German energy summit avoids divisive nuclear issue

German energy summit avoids divisive nuclear issue

Germany’s politicians and bosses of the country’s utilities agreed on Monday to put off any decisions on the one energy issue that generates tension inside the governing coalition — the future of atomic power.

“We discussed the fact that internationally nuclear energy is taking on an increasing significance. But at the same time we have a coalition agreement that sticks to phasing out nuclear energy,” Chancellor Angela Merkel told reporters after the government’s second “energy summit”.

She said discussion of the issue would be pushed back to the next energy summit in March and reiterated that the law requiring the gradual closure of all of Germany’s nuclear power stations by the early 2020s remained in force.

Some in Merkel’s camp have made no attempt to hide a desire to reopen the issue of phasing out nuclear energy, arguing that it would harm Germany’s competitiveness as an energy producer.
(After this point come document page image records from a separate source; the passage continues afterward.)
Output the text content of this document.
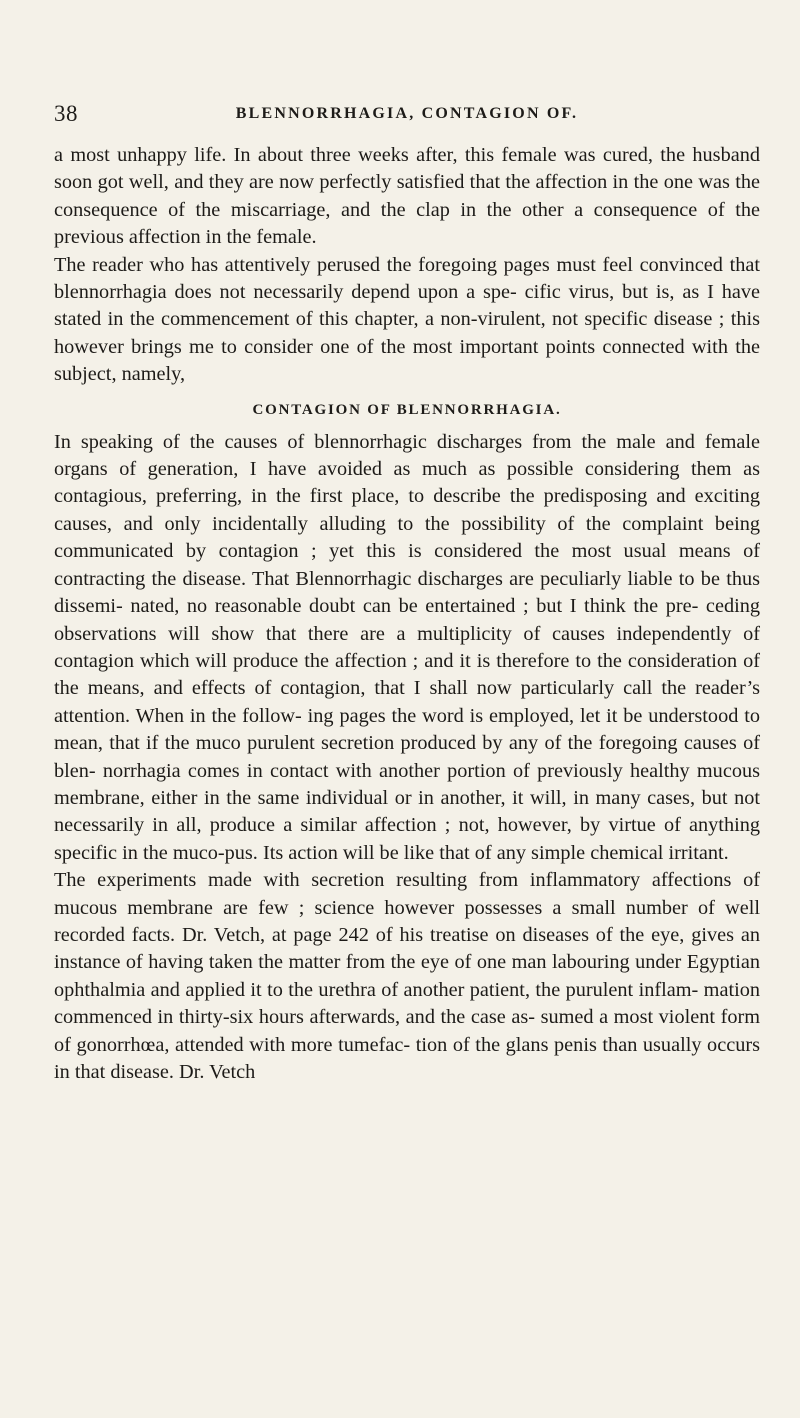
38	BLENNORRHAGIA, CONTAGION OF.

a most unhappy life. In about three weeks after, this female was cured, the husband soon got well, and they are now perfectly satisfied that the affection in the one was the consequence of the miscarriage, and the clap in the other a consequence of the previous affection in the female.

The reader who has attentively perused the foregoing pages must feel convinced that blennorrhagia does not necessarily depend upon a spe- cific virus, but is, as I have stated in the commencement of this chapter, a non-virulent, not specific disease ; this however brings me to consider one of the most important points connected with the subject, namely,

CONTAGION OF BLENNORRHAGIA.

In speaking of the causes of blennorrhagic discharges from the male and female organs of generation, I have avoided as much as possible considering them as contagious, preferring, in the first place, to describe the predisposing and exciting causes, and only incidentally alluding to the possibility of the complaint being communicated by contagion ; yet this is considered the most usual means of contracting the disease. That Blennorrhagic discharges are peculiarly liable to be thus dissemi- nated, no reasonable doubt can be entertained ; but I think the pre- ceding observations will show that there are a multiplicity of causes independently of contagion which will produce the affection ; and it is therefore to the consideration of the means, and effects of contagion, that I shall now particularly call the reader’s attention. When in the follow- ing pages the word is employed, let it be understood to mean, that if the muco purulent secretion produced by any of the foregoing causes of blen- norrhagia comes in contact with another portion of previously healthy mucous membrane, either in the same individual or in another, it will, in many cases, but not necessarily in all, produce a similar affection ; not, however, by virtue of anything specific in the muco-pus. Its action will be like that of any simple chemical irritant.

The experiments made with secretion resulting from inflammatory affections of mucous membrane are few ; science however possesses a small number of well recorded facts. Dr. Vetch, at page 242 of his treatise on diseases of the eye, gives an instance of having taken the matter from the eye of one man labouring under Egyptian ophthalmia and applied it to the urethra of another patient, the purulent inflam- mation commenced in thirty-six hours afterwards, and the case as- sumed a most violent form of gonorrhœa, attended with more tumefac- tion of the glans penis than usually occurs in that disease. Dr. Vetch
The utilities would also like to keep their reactors running.

Nuclear power, which supplies a third of German electricity, produces virtually no harmful carbon dioxide emissions.

Merkel’s conservative Christian Democrats (CDU), their Bavarian sister party, the Christian Social Union (CSU), and the centre-left Social Democrats (SPD) included adherence to the nuclear phase-out in their 2005 coalition agreement.

Opinion polls show most Germans favour the phase-out.


While few specifics came out of the summit there was a general agreement that Germany’s energy producers needed to become more efficient and competitive.

“The question of competitiveness is a key one,” Merkel said, adding they had agreed on a “goal of doubling Germany’s energy sector’s productivity by 2020.”

Germany’s top utilities — RWE , E.ON , EnBW and Vattenfall Europe — have been criticised by the government for their high prices.

Merkel reiterated that she would make climate change and reducing greenhouse gas emissions a priority when Germany takes over the rotating EU presidency from Finland in January.

The administration of U.S. President George W. Bush has opposed mandatory caps on greenhouse gas emissions aimed at slowing climate change and pulled the United States out of the 160-nation Kyoto Protocol on emissions limits in 2001.

“We need clarity as soon as possible about what will happen with the Kyoto Protocol after 2012,” Merkel said.

Kyoto obliges 35 rich nations to cut emissions by 2012.

She and SPD Environment Minister Sigmar Gabriel reiterated their plan to reduce Germany’s dependency on energy imports and to promote renewable energy sources like solar and wind power.

Merkel said she would discuss the issue of energy security with Russian President Vladimir Putin when they meet on Tuesday.